Webhook Communication
Last updated: 29 April 2020
Location
Dashboard > Select {Account} > Settings > Communication settings > Update communication settings > Configure ‘Webhook’
Trend Micro Cloud One™ – Conformity supports notifications sent via a custom webhook channel. These notifications will be sent to user-created channels with all relevant users receiving the notifications.
- Click on Create a Webhook channel.
- Set automatic notifications.
- Configure Triggers.
- Configure now will allow the addition of a Webhook channel using the following parameter
- Webhook URL: Make sure that you enter a secure Webhook URL with ‘https’
- URL cannot begin with http:// (only https://)

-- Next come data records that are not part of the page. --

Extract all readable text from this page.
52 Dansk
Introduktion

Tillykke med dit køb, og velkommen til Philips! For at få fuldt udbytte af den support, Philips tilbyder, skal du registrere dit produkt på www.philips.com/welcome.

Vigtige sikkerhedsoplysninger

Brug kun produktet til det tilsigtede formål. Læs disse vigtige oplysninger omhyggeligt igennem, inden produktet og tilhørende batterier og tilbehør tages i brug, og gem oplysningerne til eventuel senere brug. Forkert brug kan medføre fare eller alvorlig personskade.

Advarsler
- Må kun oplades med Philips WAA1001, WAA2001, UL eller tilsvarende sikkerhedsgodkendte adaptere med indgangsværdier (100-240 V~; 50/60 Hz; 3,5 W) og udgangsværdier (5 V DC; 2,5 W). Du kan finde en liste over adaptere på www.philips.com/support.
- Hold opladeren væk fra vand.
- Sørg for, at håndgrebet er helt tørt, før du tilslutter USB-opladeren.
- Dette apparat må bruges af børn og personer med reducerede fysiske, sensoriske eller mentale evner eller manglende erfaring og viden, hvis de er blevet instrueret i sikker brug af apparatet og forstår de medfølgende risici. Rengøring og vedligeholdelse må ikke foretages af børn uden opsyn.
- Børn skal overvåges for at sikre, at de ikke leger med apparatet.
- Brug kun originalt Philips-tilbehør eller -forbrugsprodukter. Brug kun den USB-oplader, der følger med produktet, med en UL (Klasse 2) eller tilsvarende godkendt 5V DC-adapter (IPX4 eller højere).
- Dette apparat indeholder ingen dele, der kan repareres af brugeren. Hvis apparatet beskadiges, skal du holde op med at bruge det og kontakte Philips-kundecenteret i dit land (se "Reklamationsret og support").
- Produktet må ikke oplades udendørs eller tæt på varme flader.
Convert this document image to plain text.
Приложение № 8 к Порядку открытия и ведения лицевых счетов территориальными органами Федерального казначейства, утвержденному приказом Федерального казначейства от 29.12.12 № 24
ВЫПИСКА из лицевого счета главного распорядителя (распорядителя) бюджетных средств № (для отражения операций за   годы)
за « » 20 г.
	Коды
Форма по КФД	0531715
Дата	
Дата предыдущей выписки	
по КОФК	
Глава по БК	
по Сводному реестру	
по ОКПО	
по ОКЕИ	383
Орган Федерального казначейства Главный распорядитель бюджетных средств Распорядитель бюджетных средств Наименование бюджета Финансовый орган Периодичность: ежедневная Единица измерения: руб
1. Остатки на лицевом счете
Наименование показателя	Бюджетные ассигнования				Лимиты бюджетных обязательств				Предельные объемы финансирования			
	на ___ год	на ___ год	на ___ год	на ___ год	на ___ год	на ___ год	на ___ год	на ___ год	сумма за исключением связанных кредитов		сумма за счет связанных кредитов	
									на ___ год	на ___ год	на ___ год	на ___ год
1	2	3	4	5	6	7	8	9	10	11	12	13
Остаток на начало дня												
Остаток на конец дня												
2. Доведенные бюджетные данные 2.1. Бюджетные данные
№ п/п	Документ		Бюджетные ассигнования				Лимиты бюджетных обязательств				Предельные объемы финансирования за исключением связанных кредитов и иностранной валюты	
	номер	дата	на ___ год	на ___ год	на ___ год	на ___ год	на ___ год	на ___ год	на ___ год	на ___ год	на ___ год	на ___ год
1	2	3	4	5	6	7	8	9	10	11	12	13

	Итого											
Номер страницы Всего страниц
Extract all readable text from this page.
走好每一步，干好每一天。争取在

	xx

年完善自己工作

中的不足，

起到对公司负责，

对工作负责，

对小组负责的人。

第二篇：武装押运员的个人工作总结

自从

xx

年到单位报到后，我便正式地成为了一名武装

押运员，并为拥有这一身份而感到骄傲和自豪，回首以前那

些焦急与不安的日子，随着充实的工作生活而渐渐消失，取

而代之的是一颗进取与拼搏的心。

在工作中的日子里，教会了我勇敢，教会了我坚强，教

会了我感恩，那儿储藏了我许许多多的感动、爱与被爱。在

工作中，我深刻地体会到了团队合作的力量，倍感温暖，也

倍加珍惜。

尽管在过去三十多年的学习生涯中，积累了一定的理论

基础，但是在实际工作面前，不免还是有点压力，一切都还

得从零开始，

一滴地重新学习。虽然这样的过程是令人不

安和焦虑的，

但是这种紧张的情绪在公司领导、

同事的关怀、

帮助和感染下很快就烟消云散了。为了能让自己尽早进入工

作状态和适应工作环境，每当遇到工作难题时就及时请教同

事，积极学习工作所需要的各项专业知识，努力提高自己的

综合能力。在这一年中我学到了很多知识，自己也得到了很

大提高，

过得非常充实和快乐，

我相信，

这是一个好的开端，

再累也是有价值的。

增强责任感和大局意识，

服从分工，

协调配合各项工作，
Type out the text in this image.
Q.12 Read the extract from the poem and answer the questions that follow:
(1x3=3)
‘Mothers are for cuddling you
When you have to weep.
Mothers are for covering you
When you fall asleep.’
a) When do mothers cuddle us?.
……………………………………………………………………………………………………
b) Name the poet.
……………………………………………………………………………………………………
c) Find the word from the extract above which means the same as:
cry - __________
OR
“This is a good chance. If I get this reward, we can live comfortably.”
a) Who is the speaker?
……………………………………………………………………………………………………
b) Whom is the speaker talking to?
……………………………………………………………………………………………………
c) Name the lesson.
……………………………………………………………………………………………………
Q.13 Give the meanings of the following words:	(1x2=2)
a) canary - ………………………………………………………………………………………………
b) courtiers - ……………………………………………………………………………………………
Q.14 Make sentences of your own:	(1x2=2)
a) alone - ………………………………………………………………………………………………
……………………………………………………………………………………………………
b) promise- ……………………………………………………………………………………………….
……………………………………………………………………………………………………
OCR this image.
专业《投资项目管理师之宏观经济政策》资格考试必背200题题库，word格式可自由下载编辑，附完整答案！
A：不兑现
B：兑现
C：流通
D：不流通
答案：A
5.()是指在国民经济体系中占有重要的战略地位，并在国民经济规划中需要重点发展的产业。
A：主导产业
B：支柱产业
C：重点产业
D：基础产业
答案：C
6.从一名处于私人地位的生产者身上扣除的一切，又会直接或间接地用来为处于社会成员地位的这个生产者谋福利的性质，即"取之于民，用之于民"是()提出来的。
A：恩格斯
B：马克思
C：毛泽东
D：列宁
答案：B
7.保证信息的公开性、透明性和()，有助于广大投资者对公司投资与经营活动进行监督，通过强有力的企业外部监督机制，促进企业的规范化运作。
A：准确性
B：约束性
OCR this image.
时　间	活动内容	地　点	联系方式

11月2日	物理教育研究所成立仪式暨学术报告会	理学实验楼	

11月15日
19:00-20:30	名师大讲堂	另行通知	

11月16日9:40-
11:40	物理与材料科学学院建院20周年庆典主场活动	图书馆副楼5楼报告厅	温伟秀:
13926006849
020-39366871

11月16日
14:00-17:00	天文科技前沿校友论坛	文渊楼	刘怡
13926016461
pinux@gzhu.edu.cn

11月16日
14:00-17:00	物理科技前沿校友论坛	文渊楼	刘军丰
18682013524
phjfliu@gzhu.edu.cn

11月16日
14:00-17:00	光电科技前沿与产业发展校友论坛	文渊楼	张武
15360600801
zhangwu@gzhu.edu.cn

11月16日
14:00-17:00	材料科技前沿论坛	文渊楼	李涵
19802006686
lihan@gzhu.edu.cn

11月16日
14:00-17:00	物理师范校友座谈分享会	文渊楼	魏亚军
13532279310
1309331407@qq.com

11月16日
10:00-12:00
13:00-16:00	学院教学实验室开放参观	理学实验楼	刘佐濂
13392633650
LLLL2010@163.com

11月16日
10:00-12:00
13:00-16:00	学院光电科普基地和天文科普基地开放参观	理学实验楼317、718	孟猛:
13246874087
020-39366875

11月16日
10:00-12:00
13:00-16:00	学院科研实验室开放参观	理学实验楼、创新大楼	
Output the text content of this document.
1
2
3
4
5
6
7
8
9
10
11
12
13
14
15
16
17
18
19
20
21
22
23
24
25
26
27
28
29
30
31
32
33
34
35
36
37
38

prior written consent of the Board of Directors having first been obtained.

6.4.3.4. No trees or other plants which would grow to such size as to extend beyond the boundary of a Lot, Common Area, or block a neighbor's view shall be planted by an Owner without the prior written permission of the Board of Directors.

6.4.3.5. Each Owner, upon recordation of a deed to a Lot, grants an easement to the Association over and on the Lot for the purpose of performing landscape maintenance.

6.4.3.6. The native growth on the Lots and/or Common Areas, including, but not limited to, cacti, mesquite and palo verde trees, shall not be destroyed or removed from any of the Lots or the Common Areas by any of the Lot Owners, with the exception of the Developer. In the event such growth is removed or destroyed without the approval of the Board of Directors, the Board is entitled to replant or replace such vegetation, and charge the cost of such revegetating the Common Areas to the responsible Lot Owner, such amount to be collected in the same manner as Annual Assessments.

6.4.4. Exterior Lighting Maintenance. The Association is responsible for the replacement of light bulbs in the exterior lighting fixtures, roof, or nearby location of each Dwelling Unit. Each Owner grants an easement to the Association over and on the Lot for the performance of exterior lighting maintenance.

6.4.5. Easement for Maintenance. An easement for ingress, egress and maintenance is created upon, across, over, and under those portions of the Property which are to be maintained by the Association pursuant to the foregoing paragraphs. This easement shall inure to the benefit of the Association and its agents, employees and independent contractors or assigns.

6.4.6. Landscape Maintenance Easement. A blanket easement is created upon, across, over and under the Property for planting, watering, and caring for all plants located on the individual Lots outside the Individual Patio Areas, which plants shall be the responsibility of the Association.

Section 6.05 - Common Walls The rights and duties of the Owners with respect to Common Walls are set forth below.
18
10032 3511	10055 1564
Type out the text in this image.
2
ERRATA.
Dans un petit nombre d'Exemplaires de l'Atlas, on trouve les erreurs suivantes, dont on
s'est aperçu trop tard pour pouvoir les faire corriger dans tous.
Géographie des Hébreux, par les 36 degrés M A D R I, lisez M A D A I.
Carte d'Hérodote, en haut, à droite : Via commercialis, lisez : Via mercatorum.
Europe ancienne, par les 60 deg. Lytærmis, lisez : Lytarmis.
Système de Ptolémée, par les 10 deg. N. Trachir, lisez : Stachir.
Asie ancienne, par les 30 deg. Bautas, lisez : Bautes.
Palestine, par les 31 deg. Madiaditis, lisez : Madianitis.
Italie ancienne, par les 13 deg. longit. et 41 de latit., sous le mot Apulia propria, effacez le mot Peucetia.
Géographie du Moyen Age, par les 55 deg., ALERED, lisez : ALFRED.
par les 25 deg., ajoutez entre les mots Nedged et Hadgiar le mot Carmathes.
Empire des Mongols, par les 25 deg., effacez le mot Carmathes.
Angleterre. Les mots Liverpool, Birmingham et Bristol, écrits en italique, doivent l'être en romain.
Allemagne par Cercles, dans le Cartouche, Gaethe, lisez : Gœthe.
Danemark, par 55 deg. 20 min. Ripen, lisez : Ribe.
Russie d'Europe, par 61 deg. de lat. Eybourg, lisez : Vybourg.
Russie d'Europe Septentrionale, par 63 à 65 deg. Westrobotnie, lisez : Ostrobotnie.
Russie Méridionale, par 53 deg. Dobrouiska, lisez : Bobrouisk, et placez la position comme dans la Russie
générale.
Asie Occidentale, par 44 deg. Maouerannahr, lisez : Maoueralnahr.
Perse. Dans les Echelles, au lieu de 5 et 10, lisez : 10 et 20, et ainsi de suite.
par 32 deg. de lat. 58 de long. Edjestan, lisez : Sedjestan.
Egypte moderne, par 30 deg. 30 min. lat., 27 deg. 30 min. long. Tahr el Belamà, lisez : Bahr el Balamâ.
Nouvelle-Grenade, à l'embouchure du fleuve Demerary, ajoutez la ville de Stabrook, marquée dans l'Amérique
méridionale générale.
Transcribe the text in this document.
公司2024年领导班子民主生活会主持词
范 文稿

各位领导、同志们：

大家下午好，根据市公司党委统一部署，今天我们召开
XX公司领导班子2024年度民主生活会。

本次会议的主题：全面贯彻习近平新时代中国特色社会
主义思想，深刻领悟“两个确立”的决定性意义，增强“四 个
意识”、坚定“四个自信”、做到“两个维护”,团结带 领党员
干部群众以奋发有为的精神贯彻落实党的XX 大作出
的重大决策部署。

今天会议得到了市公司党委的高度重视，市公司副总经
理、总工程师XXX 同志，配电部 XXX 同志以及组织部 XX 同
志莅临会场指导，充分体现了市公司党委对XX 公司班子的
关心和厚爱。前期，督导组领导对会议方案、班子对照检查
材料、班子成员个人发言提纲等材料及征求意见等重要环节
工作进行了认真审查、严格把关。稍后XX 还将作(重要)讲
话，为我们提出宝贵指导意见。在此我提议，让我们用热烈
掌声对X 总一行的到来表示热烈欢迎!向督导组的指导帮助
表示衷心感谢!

- URL cannot contain localhost
- URL cannot contain an IP address
-
Webhook Security Token
**Any non-base64 characters will not be accepted
Validating payloads from Conformity If you decide to set the optional security token, Conformity uses it to create a hash signature with each payload.The hash signature is passed along with each request to the url you have specified in the headers as X-Conformity-Signature.
The idea is to compute a hash using your provided security token, and ensuring that the hash from our end matches with your end. The hash signature is generated from Conformity and uses HMAC hexdigest (sha-256) so you could set up your server similar to this example below:
const signatureHash = request.headers["X-Conformity-Signature"];
const hmac = crypto.createHmac("sha256", YOUR_SECURITY_TOKEN);
const digest = Buffer.from(
hmac.update(JSON.stringify(PAYLOAD_BODY)).digest("hex")
);
const checksum = Buffer.from(signatureHash, "utf8");
if (
checksum.length !== digest.length ||
!crypto.timingSafeEqual(digest, checksum)
) {
console.log(
Request body digest (${digest}) did not match X-Conformity-Signature (${checksum})
);
throw new Error("Hashes do not match!");
}
console.log("Hashes match!");
Once the channel creation is successful, you will be able to see the Webhook channel from your Communication Settings.